Il me parait important de revenir sur la présentation du clivage gauche – droite tel que le fait le PS, cela est foncièrement mensonger. Il y aurait un risque pour une droite qui ne réfléchit pas assez d'accepter l'image que lui renvoie la gauche. Quand la gauche affirme "nous sommes les pauvres et à droite ce sont les riches", des gens de droite, au lieu de remettre en cause cette considération, la reprenne naïvement à leur compte. J'appelle cela le syndrome du Fouquet's, ils disent : "oui, nous allons favoriser les riches, supprimer l'impôt sur les grandes fortunes", mais il faut que la droite soit sans complexe. Etre sans complexe du côté des riches et être sans complexe à droite, ce n'est pas la même chose. La solidarité est une valeur aussi bien de droite comme de gauche d'après moi par exemple. Elle correspond à la mission transhistorique de tous ceux qui dirigent la société, avec la volonté d'assurer la cohésion de la nation. La différence est que la droite le fait sans perspective utopique contrairement à la gauche, et donc sans mensonge. Car l'utopie amène le mensonge. La grande différence entre la droite et la gauche c'est que la gauche est idéologique et la droite ne devrait pas l'être.

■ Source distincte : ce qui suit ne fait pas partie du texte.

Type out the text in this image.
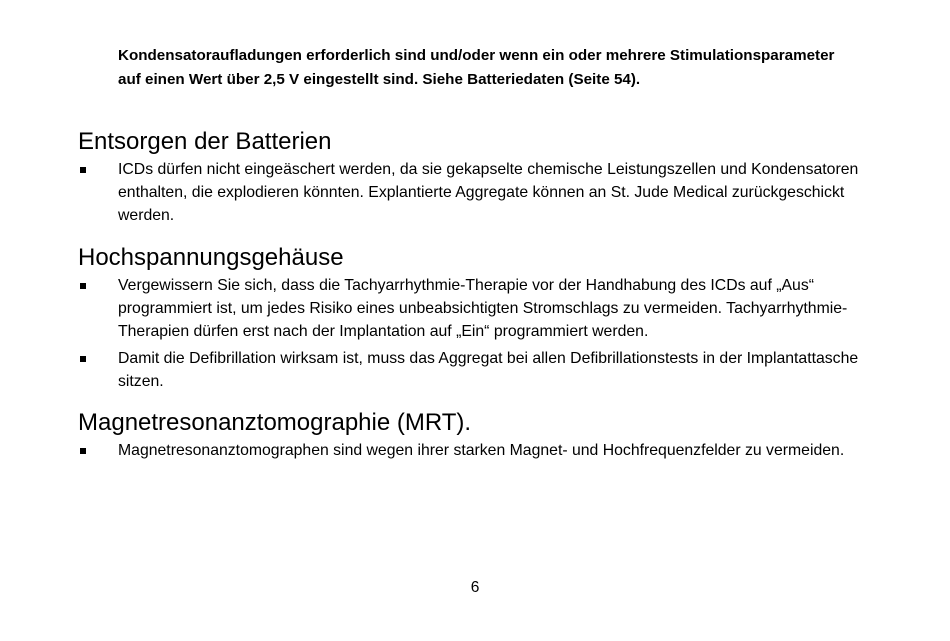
Kondensatoraufladungen erforderlich sind und/oder wenn ein oder mehrere Stimulationsparameter auf einen Wert über 2,5 V eingestellt sind. Siehe Batteriedaten (Seite 54).

Entsorgen der Batterien
ICDs dürfen nicht eingeäschert werden, da sie gekapselte chemische Leistungszellen und Kondensatoren enthalten, die explodieren könnten. Explantierte Aggregate können an St. Jude Medical zurückgeschickt werden.
Hochspannungsgehäuse
Vergewissern Sie sich, dass die Tachyarrhythmie-Therapie vor der Handhabung des ICDs auf „Aus“ programmiert ist, um jedes Risiko eines unbeabsichtigten Stromschlags zu vermeiden. Tachyarrhythmie-Therapien dürfen erst nach der Implantation auf „Ein“ programmiert werden.
Damit die Defibrillation wirksam ist, muss das Aggregat bei allen Defibrillationstests in der Implantattasche sitzen.
Magnetresonanztomographie (MRT).
Magnetresonanztomographen sind wegen ihrer starken Magnet- und Hochfrequenzfelder zu vermeiden.
6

D'après Kamel Chibli, "la solidarité, valeur de la gauche, est au cœur de l'action gouvernementale". C'est ce que publiait le  secrétaire national au Handicap et à Lutte contre la pauvreté le 5 décembre 2014 sur le site du Parti socialiste. L'action de la gauche est-elle toujours empreinte de cette philosophie ? 

Le cercle de réflexion des socialistes, Terra nova, préconise explicitement le largage de la classe ouvrière. En effet, il considère que ce qu'il reste de la classe ouvrière en France a vocation à voter pour le Front national et n'intéresse peu ou pas le PS. Le PS doit s'adresser à d'autres groupes comme les immigrés, les homosexuels, etc. Par une singulière dérision, le cercle Terra Nova est présidé par l'héritier d'une dynastie de syndicalistes ouvriers, François Chérèque ; Terra Nova qui a ouvertement affiché sa décision de se détourner de la classe ouvrière.  

La philosophie dominante à gauche n'a rien à voir avec l'esprit social, sa philosophie est à la fois libérale et libertaire. A partir du moment où elle accepte les hypothèses mondialistes et les contraintes européennes telles qu'elles s'expriment sans essayer de les remettre en cause, sa marche de manœuvre est très restreinte. La gauche est aujourd'hui la représentante des puissants de ce monde. Sur le plan de la diplomatie, l'assujettissement sans précédent de François Hollande à la politique des Etats-Unis est aussi le signe d'une gauche qui n'est plus celle défendant les petits contre les gros mais celle qui matraque les petits au nom des gros.